Noguera highlighted the program’s systems approach which attempts to put solutions to different challenges in the context of larger systems.

Finally, I asked the MDP students to share an example of a Columbia University project that has successfully overcome barriers to adoption and integrated a technical engineering solution into a sustainable development project.

An example of a Columbia University project that has successfully overcome barriers to adoption and integrated a technical engineering solution is one in which a new shared solar energy technology used in the Millennium Villages Project, which is being paired with an innovative business model.  Another example is Childcount- a project which introduces a technical health innovation in a community where the team actively involved those who would use the tool so to eliminate barriers to adoption.

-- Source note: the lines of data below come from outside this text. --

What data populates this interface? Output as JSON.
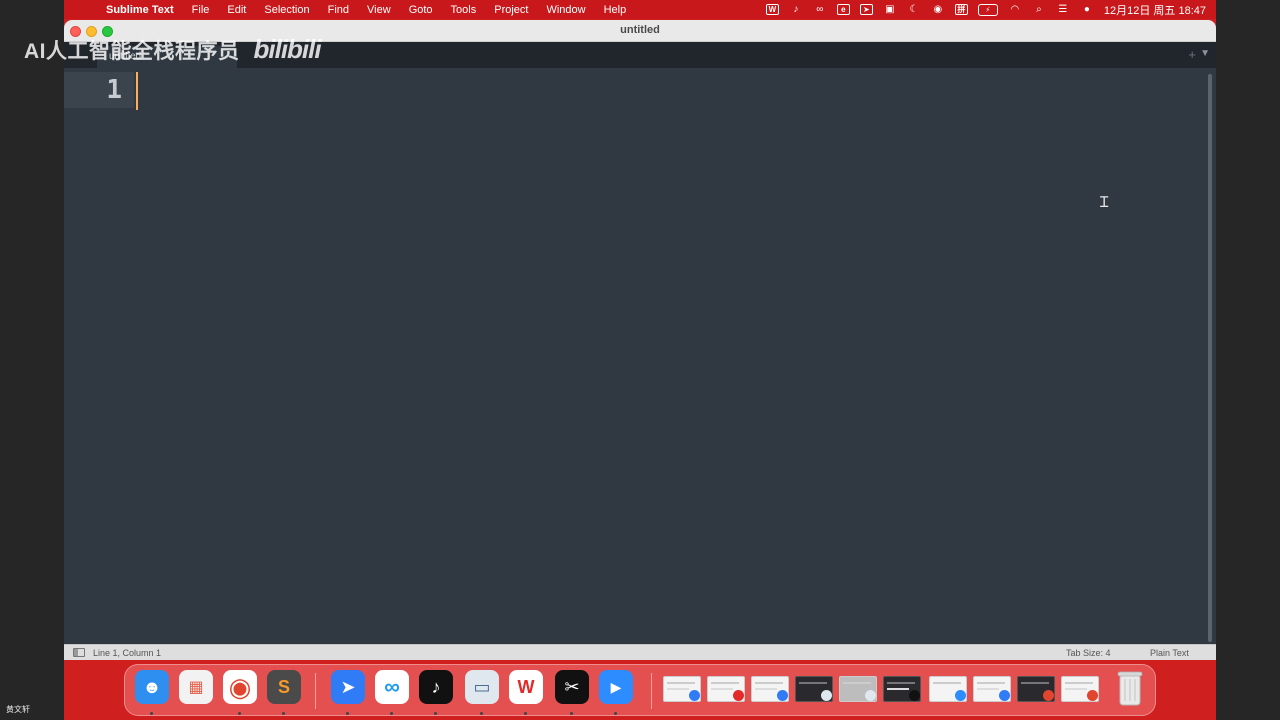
{
  "overlay": {
    "watermark_text": "AI人工智能全栈程序员",
    "watermark_logo": "bilibili",
    "corner_name": "黄文轩"
  },
  "menubar": {
    "app_name": "Sublime Text",
    "items": [
      "File",
      "Edit",
      "Selection",
      "Find",
      "View",
      "Goto",
      "Tools",
      "Project",
      "Window",
      "Help"
    ],
    "input_method": "拼",
    "clock": "12月12日 周五  18:47"
  },
  "window": {
    "title": "untitled",
    "tab_label": "untitled",
    "line_number": "1"
  },
  "statusbar": {
    "position": "Line 1, Column 1",
    "tab_size": "Tab Size: 4",
    "syntax": "Plain Text"
  },
  "dock": {
    "apps": [
      {
        "name": "Finder",
        "glyph": "☻",
        "color": "#2f8ff0"
      },
      {
        "name": "Launchpad",
        "glyph": "▦",
        "color": "#f2f2f2"
      },
      {
        "name": "Google Chrome",
        "glyph": "◉",
        "color": "#ffffff"
      },
      {
        "name": "Sublime Text",
        "glyph": "S",
        "color": "#4a4a4a"
      },
      {
        "name": "Lark",
        "glyph": "➤",
        "color": "#2f7cf6"
      },
      {
        "name": "Baidu Netdisk",
        "glyph": "∞",
        "color": "#ffffff"
      },
      {
        "name": "TikTok",
        "glyph": "♪",
        "color": "#111111"
      },
      {
        "name": "Preview",
        "glyph": "▭",
        "color": "#dfe7ef"
      },
      {
        "name": "WPS Office",
        "glyph": "W",
        "color": "#ffffff"
      },
      {
        "name": "CapCut",
        "glyph": "✂",
        "color": "#111111"
      },
      {
        "name": "Zoom",
        "glyph": "▶",
        "color": "#2d8cff"
      }
    ],
    "trash_label": "Trash"
  },
  "colors": {
    "menubar": "#c8181b",
    "editor_bg": "#303841",
    "caret": "#f9ae58"
  }
}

Going back to Fox’s  presentation, there was a long discussion about the complexities of saving the planet from its own demographic time bomb, at the end of which Professor Alex de Sherbinin, from the Center for International Earth Science Information, posed an esoteric question to the group. Where do you place your hope for solving these challenges? He suggested that hope is not the ability to save ourselves. It’s the obligation to act as stewards, to share and to create a more equitable earth.

My hope lies in those endeavoring to answer the how question.

Dennis Price is a first-year Master of International Affairs student.  This article first appeared in the Spring 2012 issue of CQ Magazine.